“Vang de snow!”, zegt Alexander.
Alexander komt uit Engeland. Hij kan de dingen grappig zeggen. Maar daar moet je niet om lachen, je moet hem leren hoe het wel moet.
“Sneeuw”, zegt Robin.
“Sneeuw”, zegt Alexander. “Vang de sneeuw.”
Sjoerd Kuyper maakt in ‘Robin en God’ (Gouden Griffel 1997) in een paar zinnen duidelijk dat kleuter Alexander meertalig is: hij gebruikt afwisselend meer dan één taal. In zijn geval Engels en Nederlands.
In Nederland wordt 40 tot 60 procent van de kinderen meertalig opgevoed
Kinderen kunnen meertaligheid in het algemeen goed aan. Uit onderzoek blijkt zelfs dat meertaligheid voordelen heeft. Kinderen die tweetalig zijn leren vaak sneller technisch lezen en leren bijvoorbeeld makkelijker een derde taal.
In dit artikel leg ik uit wat onder meertaligheid wordt verstaan, en waar je op kunt letten als er in het dagelijks leven van jouw gezin twee talen worden gesproken. Omdat je over de grens gaat wonen, bijvoorbeeld. Of omdat de ouders een andere moedertaal hebben. Let op: er wordt vaak goedbedoeld maar verkeerd advies gegeven – ook daar ga ik op in.
Hoe wordt een kind meertalig?
Kinderen kunnen op verschillende manieren meertalig worden. Kinderen kunnen meertalig worden als ze eerst uitsluitend één taal horen en leren, en later een tweede, eventueel een derde of nog meer talen. Dit wordt successieve meertaligheid genoemd. Alexander uit ‘Robin en God’ is in Engeland geboren en heeft daar Engels geleerd. Als hij verhuisd is naar Nederland leert hij een tweede taal: het Nederlands.
Kinderen kunnen ook meerdere talen gelijktijdig leren wanneer de verschillende talen vanaf de geboorte aangeboden worden. Dit wordt simultane tweetaligheid genoemd. Bijvoorbeeld: de ene ouder spreekt Berbers en de andere ouder spreekt Nederlands.
Hoe je de taal aanbiedt
Als je wilt dat je kind in het dagelijks leven verschillende talen leert gebruiken, moet je vooral letten op de volgende dingen, die te maken hebben met het ‘taalaanbod’ (dat is: hoe je kind met de verschillende talen in contact komt).

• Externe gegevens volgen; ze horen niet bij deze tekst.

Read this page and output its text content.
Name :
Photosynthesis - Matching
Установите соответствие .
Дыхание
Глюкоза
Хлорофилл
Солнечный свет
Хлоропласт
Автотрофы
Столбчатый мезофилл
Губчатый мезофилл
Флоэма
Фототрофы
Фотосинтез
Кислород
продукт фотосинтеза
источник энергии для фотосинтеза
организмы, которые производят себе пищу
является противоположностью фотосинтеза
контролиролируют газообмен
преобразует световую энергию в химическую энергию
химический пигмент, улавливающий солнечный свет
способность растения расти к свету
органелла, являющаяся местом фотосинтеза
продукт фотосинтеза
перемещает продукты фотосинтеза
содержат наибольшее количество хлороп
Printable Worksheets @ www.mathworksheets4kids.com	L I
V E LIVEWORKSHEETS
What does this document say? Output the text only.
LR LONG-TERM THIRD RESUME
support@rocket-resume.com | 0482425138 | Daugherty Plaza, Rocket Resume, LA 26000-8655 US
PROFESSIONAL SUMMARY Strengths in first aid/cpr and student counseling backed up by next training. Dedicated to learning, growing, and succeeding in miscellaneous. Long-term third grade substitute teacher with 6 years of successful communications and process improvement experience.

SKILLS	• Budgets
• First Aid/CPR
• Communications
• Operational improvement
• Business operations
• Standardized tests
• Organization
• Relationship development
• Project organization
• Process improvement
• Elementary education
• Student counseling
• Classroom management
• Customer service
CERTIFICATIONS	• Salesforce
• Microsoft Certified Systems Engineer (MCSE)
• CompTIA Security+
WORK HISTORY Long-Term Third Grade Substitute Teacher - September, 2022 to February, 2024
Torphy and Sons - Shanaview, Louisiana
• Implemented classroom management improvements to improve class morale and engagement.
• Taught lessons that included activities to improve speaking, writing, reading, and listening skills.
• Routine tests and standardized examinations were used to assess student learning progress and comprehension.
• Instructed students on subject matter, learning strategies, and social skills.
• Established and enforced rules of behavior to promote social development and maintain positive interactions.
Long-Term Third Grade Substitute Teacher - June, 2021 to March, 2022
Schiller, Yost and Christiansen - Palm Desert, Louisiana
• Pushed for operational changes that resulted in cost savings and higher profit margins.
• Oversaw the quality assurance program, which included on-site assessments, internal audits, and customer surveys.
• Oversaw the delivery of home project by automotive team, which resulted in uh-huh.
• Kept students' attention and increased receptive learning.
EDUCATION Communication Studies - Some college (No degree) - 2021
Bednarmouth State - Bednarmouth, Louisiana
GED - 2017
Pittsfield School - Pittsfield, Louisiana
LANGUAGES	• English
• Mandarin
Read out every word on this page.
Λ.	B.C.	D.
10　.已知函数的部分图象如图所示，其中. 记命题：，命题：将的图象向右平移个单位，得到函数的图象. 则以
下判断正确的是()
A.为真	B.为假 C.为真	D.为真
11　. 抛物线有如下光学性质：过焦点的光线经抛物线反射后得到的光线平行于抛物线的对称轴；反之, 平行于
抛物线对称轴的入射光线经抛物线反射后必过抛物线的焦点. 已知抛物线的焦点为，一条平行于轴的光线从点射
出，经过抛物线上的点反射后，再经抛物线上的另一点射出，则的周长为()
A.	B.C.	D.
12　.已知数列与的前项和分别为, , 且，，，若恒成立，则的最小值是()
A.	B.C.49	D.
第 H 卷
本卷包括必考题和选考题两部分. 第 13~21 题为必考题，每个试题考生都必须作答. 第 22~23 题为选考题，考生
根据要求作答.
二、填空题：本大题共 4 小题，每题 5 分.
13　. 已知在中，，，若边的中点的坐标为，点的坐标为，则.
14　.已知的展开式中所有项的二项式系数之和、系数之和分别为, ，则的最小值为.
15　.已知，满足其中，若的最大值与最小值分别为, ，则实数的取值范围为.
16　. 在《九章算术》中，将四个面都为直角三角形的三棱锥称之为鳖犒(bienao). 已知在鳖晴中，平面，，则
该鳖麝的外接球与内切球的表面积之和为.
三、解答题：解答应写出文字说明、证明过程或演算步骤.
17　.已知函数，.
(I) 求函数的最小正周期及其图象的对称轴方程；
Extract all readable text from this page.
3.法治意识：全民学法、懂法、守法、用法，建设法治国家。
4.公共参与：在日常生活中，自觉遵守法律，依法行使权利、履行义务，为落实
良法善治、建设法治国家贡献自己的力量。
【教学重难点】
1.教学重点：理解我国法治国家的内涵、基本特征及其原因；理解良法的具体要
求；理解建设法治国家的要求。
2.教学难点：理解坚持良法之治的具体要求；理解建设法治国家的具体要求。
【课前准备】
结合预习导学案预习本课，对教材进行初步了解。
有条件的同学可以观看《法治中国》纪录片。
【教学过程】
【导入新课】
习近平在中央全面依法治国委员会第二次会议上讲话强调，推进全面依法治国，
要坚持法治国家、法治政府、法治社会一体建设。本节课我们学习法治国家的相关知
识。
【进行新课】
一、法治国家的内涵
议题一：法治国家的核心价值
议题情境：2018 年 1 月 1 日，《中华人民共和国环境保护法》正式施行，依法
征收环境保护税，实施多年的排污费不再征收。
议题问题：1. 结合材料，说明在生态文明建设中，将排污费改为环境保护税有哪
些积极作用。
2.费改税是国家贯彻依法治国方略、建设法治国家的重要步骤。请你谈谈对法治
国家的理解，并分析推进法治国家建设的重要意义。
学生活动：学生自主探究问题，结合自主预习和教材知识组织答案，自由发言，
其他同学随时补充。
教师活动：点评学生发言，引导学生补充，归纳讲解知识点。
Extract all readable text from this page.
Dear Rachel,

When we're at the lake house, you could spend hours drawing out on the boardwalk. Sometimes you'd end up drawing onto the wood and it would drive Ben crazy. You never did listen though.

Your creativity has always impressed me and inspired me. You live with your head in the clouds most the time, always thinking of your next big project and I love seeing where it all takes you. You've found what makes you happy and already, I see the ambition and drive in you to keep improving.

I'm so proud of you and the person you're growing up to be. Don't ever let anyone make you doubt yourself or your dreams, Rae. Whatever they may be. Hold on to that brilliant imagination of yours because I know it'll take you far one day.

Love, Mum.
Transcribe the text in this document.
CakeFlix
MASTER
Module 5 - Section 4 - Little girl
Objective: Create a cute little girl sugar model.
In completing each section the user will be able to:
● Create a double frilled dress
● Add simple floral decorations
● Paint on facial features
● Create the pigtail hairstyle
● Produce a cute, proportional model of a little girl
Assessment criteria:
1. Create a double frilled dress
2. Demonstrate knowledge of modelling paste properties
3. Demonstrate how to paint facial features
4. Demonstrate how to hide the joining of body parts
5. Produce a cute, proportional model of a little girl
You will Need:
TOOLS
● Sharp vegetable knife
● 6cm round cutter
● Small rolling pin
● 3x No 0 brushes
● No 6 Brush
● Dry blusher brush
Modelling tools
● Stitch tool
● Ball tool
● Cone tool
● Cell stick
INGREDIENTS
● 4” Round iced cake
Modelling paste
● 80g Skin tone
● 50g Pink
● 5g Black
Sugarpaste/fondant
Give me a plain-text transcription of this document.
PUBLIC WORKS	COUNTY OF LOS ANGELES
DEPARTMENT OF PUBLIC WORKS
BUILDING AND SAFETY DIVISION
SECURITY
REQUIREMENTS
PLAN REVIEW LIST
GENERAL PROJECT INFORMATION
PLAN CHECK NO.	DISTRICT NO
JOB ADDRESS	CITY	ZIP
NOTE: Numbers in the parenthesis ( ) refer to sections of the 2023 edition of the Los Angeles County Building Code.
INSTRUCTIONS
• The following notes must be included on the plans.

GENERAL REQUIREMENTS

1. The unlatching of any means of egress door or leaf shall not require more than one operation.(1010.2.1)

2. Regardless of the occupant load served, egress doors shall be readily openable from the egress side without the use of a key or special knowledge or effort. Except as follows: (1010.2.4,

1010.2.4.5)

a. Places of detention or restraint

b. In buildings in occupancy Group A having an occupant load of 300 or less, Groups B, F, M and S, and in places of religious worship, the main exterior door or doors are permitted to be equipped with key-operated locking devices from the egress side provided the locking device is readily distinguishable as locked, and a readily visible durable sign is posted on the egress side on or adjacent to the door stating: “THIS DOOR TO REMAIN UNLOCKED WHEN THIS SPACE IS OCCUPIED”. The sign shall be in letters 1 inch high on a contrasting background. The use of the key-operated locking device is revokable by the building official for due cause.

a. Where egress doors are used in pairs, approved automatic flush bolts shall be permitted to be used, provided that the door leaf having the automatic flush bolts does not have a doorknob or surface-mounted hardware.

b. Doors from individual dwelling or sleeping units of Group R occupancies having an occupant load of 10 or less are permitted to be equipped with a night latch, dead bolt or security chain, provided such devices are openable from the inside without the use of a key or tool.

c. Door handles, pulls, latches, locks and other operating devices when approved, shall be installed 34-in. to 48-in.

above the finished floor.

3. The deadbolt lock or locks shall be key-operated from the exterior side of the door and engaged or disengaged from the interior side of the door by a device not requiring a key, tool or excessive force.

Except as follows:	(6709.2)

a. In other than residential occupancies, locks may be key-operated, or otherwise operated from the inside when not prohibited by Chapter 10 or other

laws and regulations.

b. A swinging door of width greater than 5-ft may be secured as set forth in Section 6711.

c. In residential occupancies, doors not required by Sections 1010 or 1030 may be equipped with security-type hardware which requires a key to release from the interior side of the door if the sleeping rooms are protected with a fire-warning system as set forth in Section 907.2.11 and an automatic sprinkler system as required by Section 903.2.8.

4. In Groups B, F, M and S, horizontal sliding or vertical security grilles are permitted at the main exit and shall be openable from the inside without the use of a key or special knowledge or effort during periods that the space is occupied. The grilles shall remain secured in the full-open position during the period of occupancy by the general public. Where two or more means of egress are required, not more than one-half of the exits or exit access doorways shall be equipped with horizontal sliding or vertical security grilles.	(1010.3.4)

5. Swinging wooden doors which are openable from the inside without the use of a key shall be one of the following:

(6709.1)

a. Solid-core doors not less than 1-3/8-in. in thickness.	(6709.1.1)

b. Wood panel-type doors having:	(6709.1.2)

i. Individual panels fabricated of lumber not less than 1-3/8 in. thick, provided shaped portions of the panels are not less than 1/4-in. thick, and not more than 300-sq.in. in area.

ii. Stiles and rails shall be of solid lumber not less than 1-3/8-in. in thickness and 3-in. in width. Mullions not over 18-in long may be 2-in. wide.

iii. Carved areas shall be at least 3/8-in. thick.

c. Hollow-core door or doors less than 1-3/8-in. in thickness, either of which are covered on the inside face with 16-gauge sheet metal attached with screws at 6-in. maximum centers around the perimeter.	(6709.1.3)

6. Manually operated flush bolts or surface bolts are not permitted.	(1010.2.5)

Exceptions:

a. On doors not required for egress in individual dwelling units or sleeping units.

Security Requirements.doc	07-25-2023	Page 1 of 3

Als eerste speelt een rol hoe vaak en hoe lang achtereen je kind een bepaalde taal hoort en/of spreekt. Een open deur misschien…
Als tweede is de vorm en inhoud van de aangeboden talen belangrijk: wordt de taal goed gesproken, en hoe beheersen de sprekers hun taal (gebruiken ze ook moeilijkere woorden, en ingewikkeldere constructies). Je kunt taalaanbod ‘arm’ of ‘rijk’ noemen, en rijk is beter.
De eerste taal is het fundament waarop de tweede wordt gebouwd
Als derde en laatste is van belang dat je kind de talen regelmatig hoort, en in verschillende situaties. Wanneer je kind de taal van zijn eigen ouders elke dag hoort in verschillende situaties zal hij sneller deze taal leren dan wanneer hij deze taal alleen hoort bij 1 persoon in altijd dezelfde situatie.
Regelmatig voorlezen uit verschillende boeken, en met je kind doorpraten over wat je hebt gelezen, blijkt heel effectief te zijn. Logisch: alle drie de hierboven genoemde onderdelen van het taalaanbod komen erin terug. En hoe meer gesprekken er gevoerd worden met kinderen over allerlei onderwerpen, hoe gunstiger dat is voor de meertalige ontwikkeling.
Uiteraard speelt op de achtergrond de aanleg voor taal van je kind ook een rol.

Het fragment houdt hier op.